Federated learning is a way to train models collaboratively using data from multiple clients, maintaining data privacy. Yet, this privacy can become compromised by gradient inversion attacks that reconstruct original data from shared gradients. To address this threat and specifically tackle the challenge of text recovery, researchers from INSAIT, Sofia University, ETH Zurich, and LogicStar.ai have created an algorithm called DAGER.
The DAGER algorithm exploits the discrete nature of token embeddings and the low-rank structure of self-attention layer gradients to verify token sequences in client data, achieving exact recovery of entire batches of input text without requiring prior knowledge. It works efficiently for both encoder and decoder architectures using heuristic search and greedy approaches. When tested on large language models such as GPT-2, LLaMa-2, and BERT, DAGER showed improved speed, scalability, and reconstruction quality, handling batches as large as 128.
Gradient leakage attacks, that DAGER counters, typically occur in two ways—honest-but-curious attacks where the attacker observes updates passively and malicious server attacks where the attacker can modify the model. Although most research focuses on image data, DAGER targets text-based attacks, outdoing previous methods as it supports larger batches and sequences and works for token prediction and sentiment analysis.
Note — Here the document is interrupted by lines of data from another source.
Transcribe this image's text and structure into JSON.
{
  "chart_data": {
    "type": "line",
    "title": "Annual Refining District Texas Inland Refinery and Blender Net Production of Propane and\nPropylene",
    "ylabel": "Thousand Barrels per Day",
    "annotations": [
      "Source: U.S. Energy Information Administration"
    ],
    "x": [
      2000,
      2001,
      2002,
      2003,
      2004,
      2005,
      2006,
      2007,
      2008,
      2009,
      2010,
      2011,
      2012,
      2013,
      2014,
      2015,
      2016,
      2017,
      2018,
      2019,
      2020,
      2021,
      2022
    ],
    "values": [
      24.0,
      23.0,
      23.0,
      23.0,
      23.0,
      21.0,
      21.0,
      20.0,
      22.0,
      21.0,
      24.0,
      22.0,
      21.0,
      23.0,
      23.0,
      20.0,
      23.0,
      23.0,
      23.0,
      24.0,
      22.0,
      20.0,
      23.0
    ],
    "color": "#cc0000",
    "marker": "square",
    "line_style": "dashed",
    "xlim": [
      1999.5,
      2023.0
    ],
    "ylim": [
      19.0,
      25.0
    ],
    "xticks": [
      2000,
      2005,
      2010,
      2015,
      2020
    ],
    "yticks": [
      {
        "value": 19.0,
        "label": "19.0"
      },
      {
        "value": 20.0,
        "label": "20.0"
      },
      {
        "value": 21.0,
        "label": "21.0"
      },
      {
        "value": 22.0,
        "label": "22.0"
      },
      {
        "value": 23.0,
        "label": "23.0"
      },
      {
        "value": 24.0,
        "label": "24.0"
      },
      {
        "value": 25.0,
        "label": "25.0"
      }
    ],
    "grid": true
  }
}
DAGER identifies the correct tokens in each client input sequence from shared gradients by using a two-stage process. The gradient subspace checks are applied to filter out incorrect embeddings initially, and then partial client sequences are created and verified through subsequent self-attention layers. This supports the efficient reconstruction of full input sequences.
The experimental evaluation of the DAGER algorithm demonstrated its superior performance against previous methods across different settings. It consistently outperformed TAG and LAMP when tested on models like BERT, GPT-2, Llama2-7B and datasets like CoLA, SST-2, Rotten Tomatoes and ECHR. The experiment results showed that DAGER achieved near-perfect sequence reconstructions, reduced computation times and was even robust in handling long sequences and larger models, maintaining high ROUGE scores for bigger batch sizes.
Despite its efficiency, the DAGER algorithm faces embedding dimension limitations when working on decoder-based models. Future research may want to explore DAGER’s resilience against defense mechanisms like DPSGD and its application to more complex FL protocols. Additionally, in relation to encoder-based model attacks, heuristics to reduce the search space could be integral to overcoming computational challenges large batch sizes present. DAGER displays the inherent vulnerability of decoder-based LLMs to data leakage, underscoring the need to implement solid privacy measures within collaborative learning.